Sometimes It's not a complete all-or nothing on the subsidy, I recall there being three prices for a given iPhone, unsubsidized, maximum subsidized and one that's about half the subsidy for when you're between half way and full way of your upgrade eligibility. There is an apparent unawareness of this subsidy process, people seem to demand the advertised subsidized price every year. There's two sides to that fault, the carrier subsidy process is too opaque and confusing, but customers seem to play needlessly dumb to the very existence of the subsidy system.
post #34 of 38
Quote:
Originally Posted by JeffDM View Post

Sometimes It's not a complete all-or nothing on the subsidy, I recall there being three prices for a given iPhone, unsubsidized, maximum subsidized and one that's about half the subsidy for when you're between half way and full way of your upgrade eligibility. There is an apparent unawareness of this subsidy process, people seem to demand the advertised subsidized price every year. There's two sides to that fault, the carrier subsidy process is too opaque and confusing, but customers seem to play needlessly dumb to the very existence of the subsidy system.

The subsidy repayment should be a line item on the monthly bill which goes away once the subsidy has been paid off. I believe this is how it works in some other countries. Then you would only be pay for your monthly plan. The carriers could also eliminate ETFs by simply billing for the balance of the subsidy.

Of course, this makes too much sense and will never happen as it does not advantage the carrier.
post #35 of 38
Just called AT&T. Given that they have started this new program of unlimited to any mobile number i dropped down on my minutes as the rollover was getting kind of big. Found out that on the Loyalty minutes are only for those who received the text. If you just responded to the text, then you will not get them. Anyone hear anything different? Also, I was told that the mobile unlimited to any mobile is free for 6 months then you pay $30 a month. Anyone hear of that? Thanks in advance for replies.
Rod
post #36 of 38
We've lived with horrible AT&T signal strength at our house since switching to get the iPhone. Two weeks ago they mailed an offer for a totally free microcell to improve our reception. If we leave AT&T within a year we just have to give it back, no other cost or contract. I'm sure it was totally a coincidence that this arrived at the same time as the Verizon iPhone.
post #37 of 38
Quote:
Originally Posted by Realistic View Post

What relevance does this have to the topic of the article?

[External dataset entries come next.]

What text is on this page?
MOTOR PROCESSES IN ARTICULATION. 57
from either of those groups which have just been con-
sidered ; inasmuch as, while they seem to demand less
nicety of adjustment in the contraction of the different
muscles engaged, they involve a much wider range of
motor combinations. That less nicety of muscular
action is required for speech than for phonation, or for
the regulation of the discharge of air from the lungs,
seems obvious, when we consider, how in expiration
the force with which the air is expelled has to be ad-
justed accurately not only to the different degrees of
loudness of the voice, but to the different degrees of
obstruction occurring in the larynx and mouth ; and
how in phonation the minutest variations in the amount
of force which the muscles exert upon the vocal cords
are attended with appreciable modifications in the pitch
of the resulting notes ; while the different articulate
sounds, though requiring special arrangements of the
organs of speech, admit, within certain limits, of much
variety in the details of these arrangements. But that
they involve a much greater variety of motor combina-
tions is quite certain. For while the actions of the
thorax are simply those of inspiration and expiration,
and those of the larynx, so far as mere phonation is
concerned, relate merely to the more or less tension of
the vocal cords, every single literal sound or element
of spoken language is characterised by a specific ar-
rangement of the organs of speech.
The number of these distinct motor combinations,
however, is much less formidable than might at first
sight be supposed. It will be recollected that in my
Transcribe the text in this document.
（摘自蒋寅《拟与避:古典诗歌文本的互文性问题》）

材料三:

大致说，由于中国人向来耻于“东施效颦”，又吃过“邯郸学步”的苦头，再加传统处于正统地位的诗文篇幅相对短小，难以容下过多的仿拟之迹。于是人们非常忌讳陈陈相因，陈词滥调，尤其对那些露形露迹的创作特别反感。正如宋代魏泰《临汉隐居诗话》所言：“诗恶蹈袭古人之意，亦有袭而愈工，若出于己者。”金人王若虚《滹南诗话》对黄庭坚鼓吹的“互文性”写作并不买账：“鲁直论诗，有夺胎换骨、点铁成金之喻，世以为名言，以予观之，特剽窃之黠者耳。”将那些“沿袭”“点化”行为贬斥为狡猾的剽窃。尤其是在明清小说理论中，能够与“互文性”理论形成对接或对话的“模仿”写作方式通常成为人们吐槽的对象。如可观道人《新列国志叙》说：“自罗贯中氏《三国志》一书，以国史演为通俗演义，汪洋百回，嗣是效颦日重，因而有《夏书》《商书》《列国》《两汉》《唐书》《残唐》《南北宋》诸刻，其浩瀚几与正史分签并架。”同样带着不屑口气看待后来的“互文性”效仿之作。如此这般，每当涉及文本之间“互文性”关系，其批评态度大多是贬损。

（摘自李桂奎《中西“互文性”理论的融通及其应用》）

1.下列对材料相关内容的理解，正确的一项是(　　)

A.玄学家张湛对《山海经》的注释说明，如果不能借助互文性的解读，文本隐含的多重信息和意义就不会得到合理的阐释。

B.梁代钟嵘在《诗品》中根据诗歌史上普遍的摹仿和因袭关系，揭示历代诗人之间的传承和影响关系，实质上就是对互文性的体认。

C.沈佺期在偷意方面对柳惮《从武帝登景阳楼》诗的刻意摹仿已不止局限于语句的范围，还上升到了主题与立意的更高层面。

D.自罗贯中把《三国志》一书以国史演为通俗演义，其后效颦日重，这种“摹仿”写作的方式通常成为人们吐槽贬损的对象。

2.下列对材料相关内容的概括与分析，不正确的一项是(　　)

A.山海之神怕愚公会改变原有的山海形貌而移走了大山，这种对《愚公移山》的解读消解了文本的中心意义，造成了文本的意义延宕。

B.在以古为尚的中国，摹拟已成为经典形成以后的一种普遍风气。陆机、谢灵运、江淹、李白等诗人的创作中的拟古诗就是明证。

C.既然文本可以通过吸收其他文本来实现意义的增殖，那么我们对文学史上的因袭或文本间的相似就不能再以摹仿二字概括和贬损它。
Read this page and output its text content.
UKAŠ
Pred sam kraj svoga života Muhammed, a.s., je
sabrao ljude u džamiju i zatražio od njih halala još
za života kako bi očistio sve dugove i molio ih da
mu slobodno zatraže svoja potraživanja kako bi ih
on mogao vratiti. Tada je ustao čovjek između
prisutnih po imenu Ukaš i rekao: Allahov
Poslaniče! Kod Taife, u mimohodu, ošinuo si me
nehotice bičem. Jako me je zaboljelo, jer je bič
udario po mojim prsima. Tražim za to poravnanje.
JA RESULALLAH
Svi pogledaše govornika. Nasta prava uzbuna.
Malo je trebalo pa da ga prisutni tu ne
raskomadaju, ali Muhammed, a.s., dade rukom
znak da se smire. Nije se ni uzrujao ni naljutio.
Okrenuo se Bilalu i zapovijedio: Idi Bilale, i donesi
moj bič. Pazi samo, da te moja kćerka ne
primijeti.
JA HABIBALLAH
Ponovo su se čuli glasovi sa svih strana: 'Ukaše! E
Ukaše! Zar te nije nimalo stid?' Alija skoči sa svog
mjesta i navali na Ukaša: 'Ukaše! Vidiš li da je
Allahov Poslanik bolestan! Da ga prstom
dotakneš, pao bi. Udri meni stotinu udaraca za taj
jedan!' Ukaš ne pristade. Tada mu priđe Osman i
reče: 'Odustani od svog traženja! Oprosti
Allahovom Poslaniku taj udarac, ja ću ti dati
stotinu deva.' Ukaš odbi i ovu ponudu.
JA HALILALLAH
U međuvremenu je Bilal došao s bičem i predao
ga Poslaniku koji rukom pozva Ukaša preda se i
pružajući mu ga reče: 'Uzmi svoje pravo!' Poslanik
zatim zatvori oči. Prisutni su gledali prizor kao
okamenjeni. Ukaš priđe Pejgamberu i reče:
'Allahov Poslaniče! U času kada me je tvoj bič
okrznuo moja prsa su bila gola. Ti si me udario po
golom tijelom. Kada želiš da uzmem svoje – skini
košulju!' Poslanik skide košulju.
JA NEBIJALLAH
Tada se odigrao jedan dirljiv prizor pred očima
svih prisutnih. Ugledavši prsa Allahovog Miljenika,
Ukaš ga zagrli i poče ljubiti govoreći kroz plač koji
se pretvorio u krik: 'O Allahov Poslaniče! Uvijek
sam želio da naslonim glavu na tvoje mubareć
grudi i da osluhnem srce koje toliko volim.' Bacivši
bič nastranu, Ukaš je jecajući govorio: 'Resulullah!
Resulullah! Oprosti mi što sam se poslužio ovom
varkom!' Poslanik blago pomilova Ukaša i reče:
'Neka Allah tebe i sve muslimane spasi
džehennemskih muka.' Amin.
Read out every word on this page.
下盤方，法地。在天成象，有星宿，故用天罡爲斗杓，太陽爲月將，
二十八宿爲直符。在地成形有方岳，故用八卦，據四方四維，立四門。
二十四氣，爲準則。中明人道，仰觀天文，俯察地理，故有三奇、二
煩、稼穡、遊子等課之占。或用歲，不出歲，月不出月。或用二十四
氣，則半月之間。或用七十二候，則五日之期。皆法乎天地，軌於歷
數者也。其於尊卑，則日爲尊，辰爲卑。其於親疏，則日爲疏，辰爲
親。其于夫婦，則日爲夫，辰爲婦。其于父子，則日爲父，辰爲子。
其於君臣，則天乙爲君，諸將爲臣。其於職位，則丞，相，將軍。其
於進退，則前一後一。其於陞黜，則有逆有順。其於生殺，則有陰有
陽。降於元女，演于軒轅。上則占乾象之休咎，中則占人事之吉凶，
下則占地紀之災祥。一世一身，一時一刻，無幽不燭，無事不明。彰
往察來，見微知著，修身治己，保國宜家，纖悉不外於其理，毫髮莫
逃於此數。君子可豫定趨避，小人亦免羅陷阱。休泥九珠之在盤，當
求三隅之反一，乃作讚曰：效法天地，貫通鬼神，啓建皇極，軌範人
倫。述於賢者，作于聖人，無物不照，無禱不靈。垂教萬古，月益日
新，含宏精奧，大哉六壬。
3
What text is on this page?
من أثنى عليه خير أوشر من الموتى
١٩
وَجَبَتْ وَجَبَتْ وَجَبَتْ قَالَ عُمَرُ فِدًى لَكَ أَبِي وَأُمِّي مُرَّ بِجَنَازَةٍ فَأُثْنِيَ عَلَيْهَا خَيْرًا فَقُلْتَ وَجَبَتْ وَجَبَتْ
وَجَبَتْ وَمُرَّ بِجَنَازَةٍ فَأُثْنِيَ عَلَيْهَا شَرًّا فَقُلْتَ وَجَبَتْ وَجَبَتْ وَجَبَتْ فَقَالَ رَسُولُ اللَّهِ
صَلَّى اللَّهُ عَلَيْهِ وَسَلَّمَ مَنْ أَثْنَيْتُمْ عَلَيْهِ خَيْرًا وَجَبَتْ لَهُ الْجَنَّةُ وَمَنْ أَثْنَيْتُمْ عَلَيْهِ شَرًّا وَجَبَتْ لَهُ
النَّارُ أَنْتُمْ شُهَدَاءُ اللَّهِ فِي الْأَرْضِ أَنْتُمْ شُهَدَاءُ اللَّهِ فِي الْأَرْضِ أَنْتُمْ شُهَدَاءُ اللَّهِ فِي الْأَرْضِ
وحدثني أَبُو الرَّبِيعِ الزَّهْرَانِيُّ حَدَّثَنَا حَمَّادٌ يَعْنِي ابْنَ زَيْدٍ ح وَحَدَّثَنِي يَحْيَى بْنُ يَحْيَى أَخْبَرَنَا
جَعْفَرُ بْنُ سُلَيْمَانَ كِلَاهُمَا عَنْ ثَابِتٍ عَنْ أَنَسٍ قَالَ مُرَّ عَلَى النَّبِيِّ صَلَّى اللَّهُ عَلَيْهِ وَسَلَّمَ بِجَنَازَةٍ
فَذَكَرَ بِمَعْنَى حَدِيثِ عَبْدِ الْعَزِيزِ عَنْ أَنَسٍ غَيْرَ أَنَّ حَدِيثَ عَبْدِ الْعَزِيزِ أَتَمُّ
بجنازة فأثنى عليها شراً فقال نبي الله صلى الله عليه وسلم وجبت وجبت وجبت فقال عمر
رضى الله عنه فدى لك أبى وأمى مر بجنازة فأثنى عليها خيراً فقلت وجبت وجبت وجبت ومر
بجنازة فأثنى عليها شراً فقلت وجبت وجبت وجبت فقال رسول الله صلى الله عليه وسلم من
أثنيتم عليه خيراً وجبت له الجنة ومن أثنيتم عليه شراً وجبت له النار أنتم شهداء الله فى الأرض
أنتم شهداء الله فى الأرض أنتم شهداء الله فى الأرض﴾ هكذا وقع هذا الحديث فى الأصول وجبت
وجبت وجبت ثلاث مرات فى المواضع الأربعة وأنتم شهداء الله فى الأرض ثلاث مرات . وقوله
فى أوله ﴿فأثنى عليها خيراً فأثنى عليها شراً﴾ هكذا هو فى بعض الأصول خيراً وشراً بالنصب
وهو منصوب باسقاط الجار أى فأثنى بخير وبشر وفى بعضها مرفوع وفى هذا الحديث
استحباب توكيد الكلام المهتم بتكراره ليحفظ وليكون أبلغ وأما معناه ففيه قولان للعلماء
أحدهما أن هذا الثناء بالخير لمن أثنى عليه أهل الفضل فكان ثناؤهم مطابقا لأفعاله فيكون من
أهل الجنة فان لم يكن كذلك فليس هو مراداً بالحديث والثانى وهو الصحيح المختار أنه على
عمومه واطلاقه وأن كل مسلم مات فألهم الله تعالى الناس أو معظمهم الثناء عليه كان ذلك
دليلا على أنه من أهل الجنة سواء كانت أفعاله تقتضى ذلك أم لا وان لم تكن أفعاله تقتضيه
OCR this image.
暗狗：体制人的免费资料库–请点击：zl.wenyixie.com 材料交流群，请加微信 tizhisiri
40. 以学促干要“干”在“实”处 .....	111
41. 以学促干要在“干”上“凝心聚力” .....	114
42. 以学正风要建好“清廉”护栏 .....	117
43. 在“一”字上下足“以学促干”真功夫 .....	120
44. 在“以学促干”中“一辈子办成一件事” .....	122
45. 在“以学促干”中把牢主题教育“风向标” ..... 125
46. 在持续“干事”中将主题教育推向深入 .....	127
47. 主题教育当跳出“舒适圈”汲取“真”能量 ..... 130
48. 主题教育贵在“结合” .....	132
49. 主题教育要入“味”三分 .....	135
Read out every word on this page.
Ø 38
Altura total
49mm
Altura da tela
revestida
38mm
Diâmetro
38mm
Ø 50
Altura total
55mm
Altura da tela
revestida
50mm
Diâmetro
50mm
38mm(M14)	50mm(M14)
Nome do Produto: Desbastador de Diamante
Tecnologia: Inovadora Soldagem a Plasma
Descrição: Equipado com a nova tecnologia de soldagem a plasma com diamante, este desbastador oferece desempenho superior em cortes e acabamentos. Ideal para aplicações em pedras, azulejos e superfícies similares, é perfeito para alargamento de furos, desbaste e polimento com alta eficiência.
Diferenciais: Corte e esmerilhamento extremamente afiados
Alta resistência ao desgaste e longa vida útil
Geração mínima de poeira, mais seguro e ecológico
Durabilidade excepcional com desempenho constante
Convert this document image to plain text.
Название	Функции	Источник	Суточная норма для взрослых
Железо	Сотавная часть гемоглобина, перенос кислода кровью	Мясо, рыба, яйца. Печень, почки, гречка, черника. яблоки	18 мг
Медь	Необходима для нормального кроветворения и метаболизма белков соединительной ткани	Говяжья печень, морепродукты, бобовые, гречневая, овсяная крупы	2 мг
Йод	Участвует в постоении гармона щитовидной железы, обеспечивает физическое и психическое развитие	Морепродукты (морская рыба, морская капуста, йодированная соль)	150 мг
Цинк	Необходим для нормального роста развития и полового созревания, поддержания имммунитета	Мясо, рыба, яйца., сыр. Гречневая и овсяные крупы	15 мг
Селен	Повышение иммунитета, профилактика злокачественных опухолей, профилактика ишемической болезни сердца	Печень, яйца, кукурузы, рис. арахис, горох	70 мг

The sum of the percentages in the article add up to 100%. That's for Verizon and AT&T. That means no one in the US is running their iPhone on any other carrier. I know this isn't the case, since my iPhone 4 doesn't run on either network.
post #38 of 38
Quote:
Originally Posted by hrcx3 View Post

The sum of the percentages in the article add up to 100%. That's for Verizon and AT&T. That means no one in the US is running their iPhone on any other carrier. I know this isn't the case, since my iPhone 4 doesn't run on either network.

I can think of two possible reasons, they might not be looking for them, and if they were, there might not be enough to make it significant relative to the carrier locked phones. The newest article I can find that discussed jailbreak percentages was two years ago.